A presidente lembrou o discurso que fez quando da instalação da Comissão
Nacional da Verdade. Na ocasião, ela disse que respeita, reverencia e enaltece
os que “lutaram pela democracia, enfrentando a truculência ilegal do Estado”. E
não poderia ser diferente, pois ela mesma lutou contra a ditadura. Nossa
presidente foi presa, tortura, julgada e condenada em um tribunal militarizado.
É por isso mesmo que ela não deveria valorizar os pactos políticos que nós
levaram à redemocratização. É por isso mesmo que ela não deveria tratar a
verdade como o que supera o ressentimento, pois quem enfrentou a dores da
repressão só apaziguará suas iras, e até mesmo perdoará, se tiver a certeza que
nunca mais haveremos de ter outra ditadura.
O pacto principal a que Dilma se refere é a “Lei da Anistia” de 1979. Essa
lei foi uma das exigências que as Forças Armadas fizeram para poder deixar o
governo, coisa que só aconteceu em 1985 com a eleição indireta de Tancredo
Neves e José Sarney. Eu não sei exatamente o que a presidente quis dizer com
“reconquistar a democracia a nossa maneira”. Será que ela se referia ao fato
que saímos de uma ditadura, para um sistema de procedimentos democráticos, sem um
necessário ajuste de contas? À nossa maneira atabalhoada e irresponsável
instituímos uma anistia sem definir quem era culpado. Para nos livrarmos de uma
ditadura, aceitamos que torturadores e torturados fossem anistiados como se
ambos tivessem cometido os mesmos crimes.
Em 1979, Dilma Rousseff, que pertencia a uma organização guerrilheira que
lutava contra a ditadura, foi anistiada. Sabe qual é a cruel ironia disso? Os
homens que a colocaram no “pau de arara” e a torturaram barbaramente foram,
também, anistiados. E comum vermos as vitimas de nossa violência cotidiana
querendo justiça, querendo que criminosos paguem pelos crimes que cometeram.
Não deveria Dilma Rousseff, por uma questão de justiça, querer que seus
torturadores fossem punidos? Porque nossa presidente insiste em dizer que
valoriza o pacto, i.e., a Lei da Anistia, que permitiu o processo de
liberalização que nos levou a “Nova República”? Porque Dilma não apoia
iniciativas que defendem a revisão da “Lei de Anistia”?

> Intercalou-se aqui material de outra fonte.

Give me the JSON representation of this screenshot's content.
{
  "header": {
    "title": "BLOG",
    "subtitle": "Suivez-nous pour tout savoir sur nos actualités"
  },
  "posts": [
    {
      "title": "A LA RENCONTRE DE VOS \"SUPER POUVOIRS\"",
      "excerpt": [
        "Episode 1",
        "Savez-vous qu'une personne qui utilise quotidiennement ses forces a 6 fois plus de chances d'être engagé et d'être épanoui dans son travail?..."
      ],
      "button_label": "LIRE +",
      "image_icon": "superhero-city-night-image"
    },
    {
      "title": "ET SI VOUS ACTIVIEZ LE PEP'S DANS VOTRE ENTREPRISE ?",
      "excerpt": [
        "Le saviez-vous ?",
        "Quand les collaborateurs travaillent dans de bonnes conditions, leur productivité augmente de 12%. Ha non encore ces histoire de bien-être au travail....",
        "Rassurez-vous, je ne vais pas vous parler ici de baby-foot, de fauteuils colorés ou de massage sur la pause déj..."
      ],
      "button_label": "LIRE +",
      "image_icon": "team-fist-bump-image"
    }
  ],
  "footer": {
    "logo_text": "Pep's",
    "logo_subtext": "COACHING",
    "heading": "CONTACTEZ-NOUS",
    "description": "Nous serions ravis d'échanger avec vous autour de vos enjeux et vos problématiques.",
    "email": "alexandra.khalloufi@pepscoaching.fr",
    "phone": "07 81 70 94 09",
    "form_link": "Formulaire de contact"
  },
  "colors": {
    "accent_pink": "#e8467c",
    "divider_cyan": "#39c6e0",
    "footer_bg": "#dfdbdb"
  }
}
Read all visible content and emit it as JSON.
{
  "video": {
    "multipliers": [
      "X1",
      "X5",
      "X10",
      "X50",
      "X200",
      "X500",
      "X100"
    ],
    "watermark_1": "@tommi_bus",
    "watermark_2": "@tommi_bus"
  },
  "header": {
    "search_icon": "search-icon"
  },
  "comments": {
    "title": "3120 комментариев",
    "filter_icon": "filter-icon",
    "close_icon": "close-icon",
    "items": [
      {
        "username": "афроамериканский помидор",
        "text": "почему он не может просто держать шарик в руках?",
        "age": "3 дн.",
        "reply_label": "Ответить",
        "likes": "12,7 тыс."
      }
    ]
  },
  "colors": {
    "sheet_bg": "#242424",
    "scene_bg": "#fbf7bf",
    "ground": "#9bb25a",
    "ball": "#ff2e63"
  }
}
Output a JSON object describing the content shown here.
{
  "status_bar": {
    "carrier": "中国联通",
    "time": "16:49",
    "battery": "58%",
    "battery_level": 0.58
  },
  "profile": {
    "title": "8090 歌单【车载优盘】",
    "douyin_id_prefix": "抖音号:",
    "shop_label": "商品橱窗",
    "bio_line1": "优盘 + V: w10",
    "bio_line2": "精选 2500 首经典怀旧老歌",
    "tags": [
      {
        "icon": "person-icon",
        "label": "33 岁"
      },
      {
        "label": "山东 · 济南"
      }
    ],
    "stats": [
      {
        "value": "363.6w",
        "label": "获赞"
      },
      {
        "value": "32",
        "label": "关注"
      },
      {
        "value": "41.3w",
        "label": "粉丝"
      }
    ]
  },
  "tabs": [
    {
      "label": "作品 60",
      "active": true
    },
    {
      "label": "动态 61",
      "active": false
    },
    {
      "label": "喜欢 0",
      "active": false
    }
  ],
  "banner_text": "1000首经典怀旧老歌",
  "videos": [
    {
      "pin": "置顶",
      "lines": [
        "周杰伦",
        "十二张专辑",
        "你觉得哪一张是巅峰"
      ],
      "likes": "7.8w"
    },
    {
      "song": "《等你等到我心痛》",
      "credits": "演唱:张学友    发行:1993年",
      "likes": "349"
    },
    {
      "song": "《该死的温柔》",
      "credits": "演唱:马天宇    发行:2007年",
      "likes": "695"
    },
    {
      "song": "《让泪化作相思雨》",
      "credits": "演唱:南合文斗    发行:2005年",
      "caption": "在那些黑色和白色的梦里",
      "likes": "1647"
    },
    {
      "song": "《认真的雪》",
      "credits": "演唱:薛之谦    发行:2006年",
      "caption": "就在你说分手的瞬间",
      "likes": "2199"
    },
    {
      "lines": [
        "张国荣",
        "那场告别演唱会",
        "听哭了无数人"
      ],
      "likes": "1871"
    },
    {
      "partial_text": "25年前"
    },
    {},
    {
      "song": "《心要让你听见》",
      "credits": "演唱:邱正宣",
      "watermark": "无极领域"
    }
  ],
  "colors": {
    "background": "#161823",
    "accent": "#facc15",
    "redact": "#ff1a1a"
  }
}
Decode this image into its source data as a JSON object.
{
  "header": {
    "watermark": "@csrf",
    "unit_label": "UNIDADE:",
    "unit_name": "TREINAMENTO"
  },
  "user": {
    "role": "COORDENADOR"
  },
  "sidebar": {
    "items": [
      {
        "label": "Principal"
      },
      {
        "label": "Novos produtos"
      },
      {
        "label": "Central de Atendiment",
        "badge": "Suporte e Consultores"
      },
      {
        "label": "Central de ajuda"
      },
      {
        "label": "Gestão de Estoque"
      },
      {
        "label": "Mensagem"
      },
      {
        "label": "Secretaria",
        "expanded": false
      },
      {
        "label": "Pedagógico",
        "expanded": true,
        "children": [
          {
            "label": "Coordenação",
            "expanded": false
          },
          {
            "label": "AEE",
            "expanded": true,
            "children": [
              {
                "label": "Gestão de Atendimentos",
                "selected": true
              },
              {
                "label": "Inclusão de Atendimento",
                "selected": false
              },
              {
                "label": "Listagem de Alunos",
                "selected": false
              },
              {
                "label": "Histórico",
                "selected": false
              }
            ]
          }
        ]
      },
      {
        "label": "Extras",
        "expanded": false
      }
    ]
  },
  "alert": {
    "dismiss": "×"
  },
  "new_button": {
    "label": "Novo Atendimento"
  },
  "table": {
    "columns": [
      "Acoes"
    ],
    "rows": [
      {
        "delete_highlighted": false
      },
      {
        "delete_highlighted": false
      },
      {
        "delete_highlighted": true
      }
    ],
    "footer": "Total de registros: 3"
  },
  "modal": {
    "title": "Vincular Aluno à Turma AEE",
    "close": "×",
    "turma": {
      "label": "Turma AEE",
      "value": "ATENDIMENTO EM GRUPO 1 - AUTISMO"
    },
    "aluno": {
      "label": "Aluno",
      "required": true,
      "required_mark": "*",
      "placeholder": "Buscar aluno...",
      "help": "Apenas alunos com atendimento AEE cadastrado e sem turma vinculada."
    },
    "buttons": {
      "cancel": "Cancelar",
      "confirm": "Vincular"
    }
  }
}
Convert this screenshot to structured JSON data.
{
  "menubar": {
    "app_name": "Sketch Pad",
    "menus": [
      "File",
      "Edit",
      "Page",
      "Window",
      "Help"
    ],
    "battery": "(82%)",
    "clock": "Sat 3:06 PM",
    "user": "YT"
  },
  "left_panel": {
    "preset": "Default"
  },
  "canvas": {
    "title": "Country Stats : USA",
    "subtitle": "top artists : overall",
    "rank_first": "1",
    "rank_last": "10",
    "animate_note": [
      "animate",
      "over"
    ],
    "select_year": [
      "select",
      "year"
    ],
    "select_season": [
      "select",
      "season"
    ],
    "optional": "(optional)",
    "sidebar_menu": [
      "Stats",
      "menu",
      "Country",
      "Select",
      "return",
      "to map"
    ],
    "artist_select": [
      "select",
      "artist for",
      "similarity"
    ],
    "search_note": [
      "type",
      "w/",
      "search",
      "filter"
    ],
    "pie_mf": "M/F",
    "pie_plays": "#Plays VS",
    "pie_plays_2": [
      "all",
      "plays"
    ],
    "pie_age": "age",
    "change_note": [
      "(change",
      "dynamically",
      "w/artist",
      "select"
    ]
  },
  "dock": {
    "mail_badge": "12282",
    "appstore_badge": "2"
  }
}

Do que tem medo nossa presidente? Porque Dilma não quer deixar, como
legado de sua gestão, o fato de ter permitido que nosso passado, que tanto nos
envergonha, seja de fato passado a limpo. Adianta revelar a verdade se não
sabemos o que com ela fazer? É por causa da “Lei de Anistia” que o coronel
reformado Paulo Malhães veio a público para, cinicamente, admitir que torturou,
matou e fez corpos desaparecer. Malhães parecia se divertir em seu depoimento à
Comissão da Verdade do Rio de Janeiro. Malhães revelou, sem meias palavras, que
foi o Coronel do Exército, Freddie Perdigão, o responsável pela morte do
jornalista Alexandre von Baumgarten, em 1982. Depois, ele saiu tranquilamente
se sentindo agasalhado pelo manto protetor da “Lei da Anistia”.
Em que sociedade verdadeiramente democrática isso aconteceria? Nos 50 anos
do golpe civil militar de 1964 uma pessoa confessa ter cometidos crimes, tidos
como de lesa humanidade, e absolutamente nada acontece. Se é que acontecerá. O
fato é que os militares repudiam a revisão da “Lei da Anistia”. Não falta quem
lembre que esta lei foi fruto de um acordo do final da década de 70. Os
remanescentes saudosistas da tal “revolução de 64” não querem, claro, revisão
nenhuma. Mas, não é estrando que os remanescentes da época, que sofreram na
carne as consequências de suas escolhas, estejam, agora, também contra a
revisão da “Lei da Anistia”? Eu bem entendo porque o torturador é contra a
revisão dessa lei. Mas, o que dizer do torturado que não quer que a verdade
venha à tona? Ou melhor, ele até pode querer ver as verdades publicadas, mas
não querer que seus algozes sejam punidos na forma da lei é, no mínimo,
estranho.
A presidente Dilma usa o Twitter para defender princípios democráticos e
se solidarizar com as famílias que sofreram com a ditadura. Ela já se referiu
várias vezes às “cicatrizes visíveis e invisíveis" deixadas pela ditadura
militar. Será que quando Dilma olha para suas cicatrizes visíveis, além de
lembrar as invisíveis, não sente vontade de fazer a verdade se tornar justiça?
Uma sociedade que não tem justiça, porque a própria lei assim proíbe, não é
séria, muito menos democrática.
AQUI É O
POLITICANDO, COM GILBERGUES SANTOS, PARA A CAMPINA FM.